Before I go any further my usual caveat on Ginger’s stuff that I am a long time fan and have pledged on this project so I guess that may add a bit of bias in my review, but, I have tried to look on this as evenly as I do any record (see my review of Mutation for proof that I don’t unconditionally love his entire oeuvre).
So onto Albion (Pledge Edition) which, at 15 tracks, is five longer than the one that will eventually be released commercially. From the start this album is clearly the follow-up to 555% in every sense and, while it has elements that reflect Ginger’s other output, it is very much the next in the line that began, in full album terms, on Valor Del Corazon.

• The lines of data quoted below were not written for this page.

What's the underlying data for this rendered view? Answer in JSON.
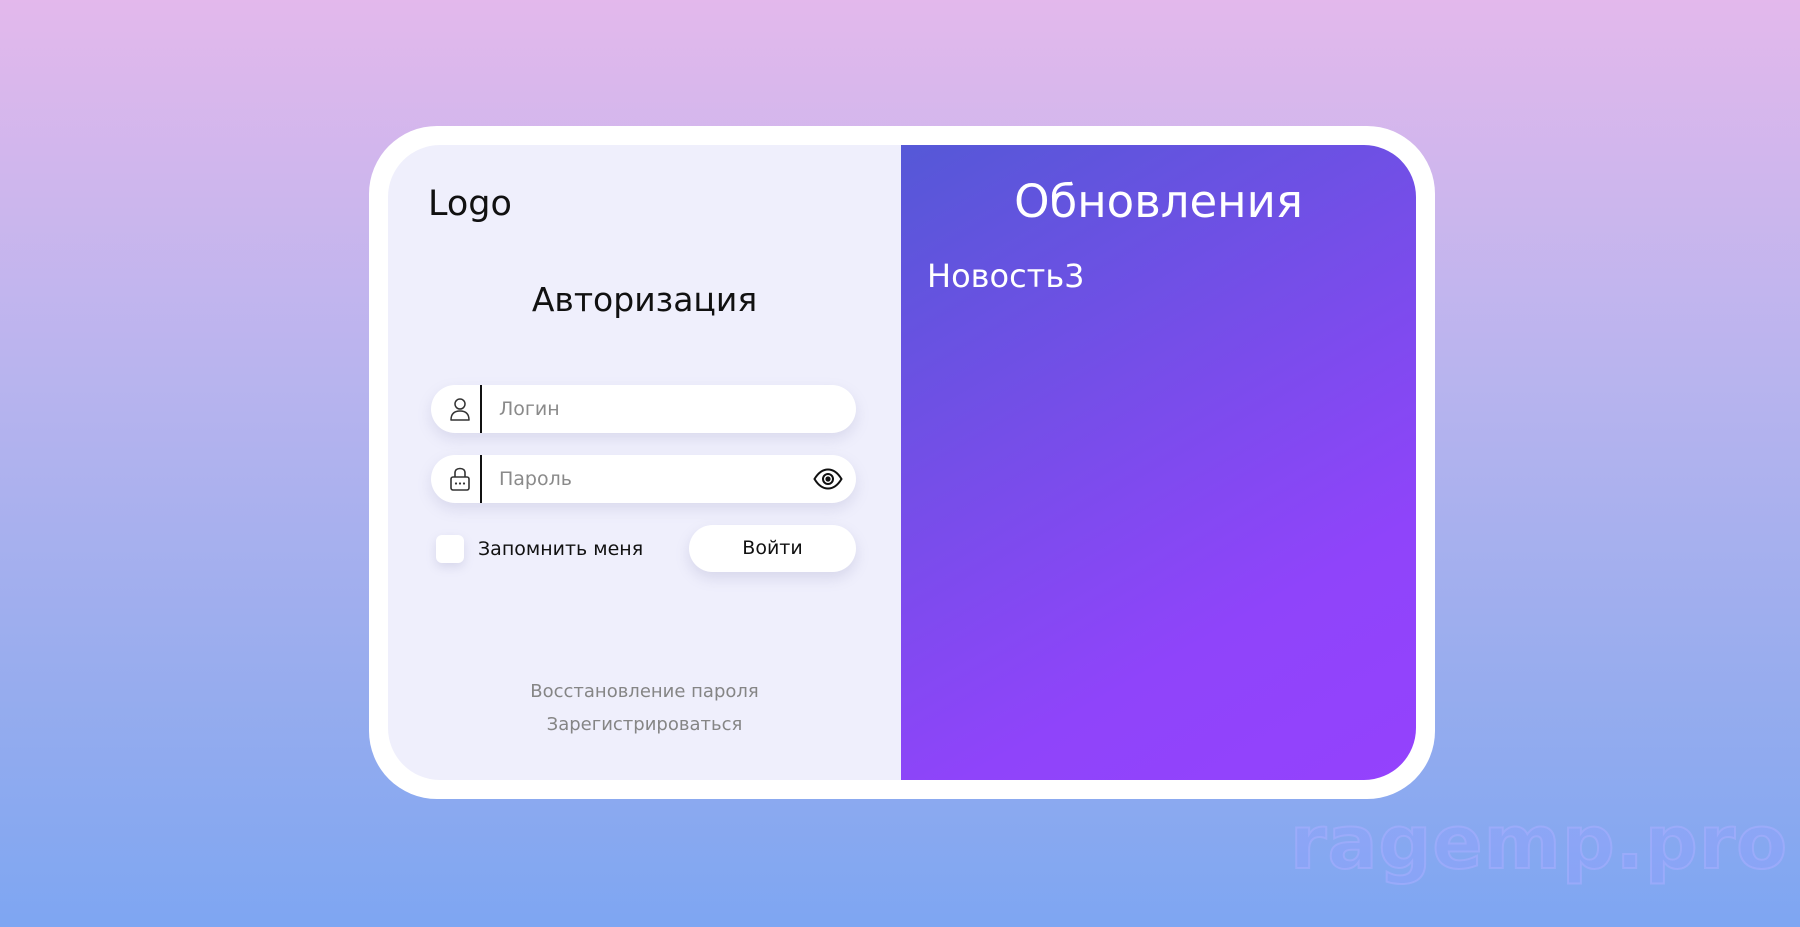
{
  "login_panel": {
    "logo": "Logo",
    "title": "Авторизация",
    "login_field": {
      "placeholder": "Логин",
      "icon": "user-icon"
    },
    "password_field": {
      "placeholder": "Пароль",
      "icon": "lock-icon",
      "toggle_icon": "eye-icon"
    },
    "remember_label": "Запомнить меня",
    "remember_checked": false,
    "submit_label": "Войти",
    "recover_link": "Восстановление пароля",
    "register_link": "Зарегистрироваться"
  },
  "updates_panel": {
    "title": "Обновления",
    "news": [
      "Новость3"
    ]
  },
  "watermark": "ragemp.pro",
  "colors": {
    "left_bg": "#efeffc",
    "right_gradient_start": "#5558d7",
    "right_gradient_end": "#9442fd"
  }
}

Albion starts off in typically schizophrenic power-pop/rock style and opener, Drive, had me singing along by the half way point with its catchy hooks which were abruptly thrown into a vicious contrast by the storming blast beats of Cambria.
Across the record its clear that, while the songs are all the product of Ginger’s mind, the rest of the band he has put together over the last few years have all had their own input and impact on the record.
This is most notable in the vocals of Victoria Liedtke (the other half of Hey!Hello!), that counterpoint the frontman’s own voice excellently, and Chris Catalyst who’s input has led to a few songs having a strong sense of his song writing in Eureka Machines, this being particularly noticeable on Burn This City Down and adds an extra dynamic to the album’s sound.
This band feel also comes across in the increased presence of the piano and organ on Albion and this adds a real rock ‘n’ roll feeling in places. The Wildhearts had, at times, shown a similar feel, but it is something often missing from modern records and this made me realise what a strong part of rock ‘n’ roll the piano can be.
Amongst the 15 tracks there are certainly a few highlights. First is Chill Motherfucker, Chill which, with the line “Sometimes you’re the shit, other times you’re the pan” shows Ginger still has a unique way with words that, out of context or in the wrong hands, could be laughable but somehow works in his songs. Other highlights are Body Parts, which is an upbeat track that is probably the closest the album comes to a lead single and Beat Goes On, which comes close behind.
Across Albion the production is the best on any Ginger Wildheart album so far and at times the sound is huge with the title track in particular sounding like it’s designed for stadiums, although its acoustic coda shows where the heart and soul of all these songs comes from.
As with all albums from Ginger there are tracks which, to some, might be overlong, but as a fan they never out stayed their welcome for me and, compared to all of Ginger’s other ‘solo’ albums, this stands above for being generally more controlled, in terms of song and album length, which I think can only be a good thing as it retains its complex moments but in a much more digestible form.
Along with that the album has a much more upbeat feel than many of Ginger’s others which sits better with the pop element of the sound, though that’s not to say there isn’t still an angry streak here which Capital Anxiety shows off in fine form.
In the end, I doubt Albion will win over many new fans, as he seems to be a polarizing musical force at times, but it is the strongest selection released under the Ginger Wildheart moniker to date and, if you like power-pop/rock type sounds I’d strongly advise you to give it a go.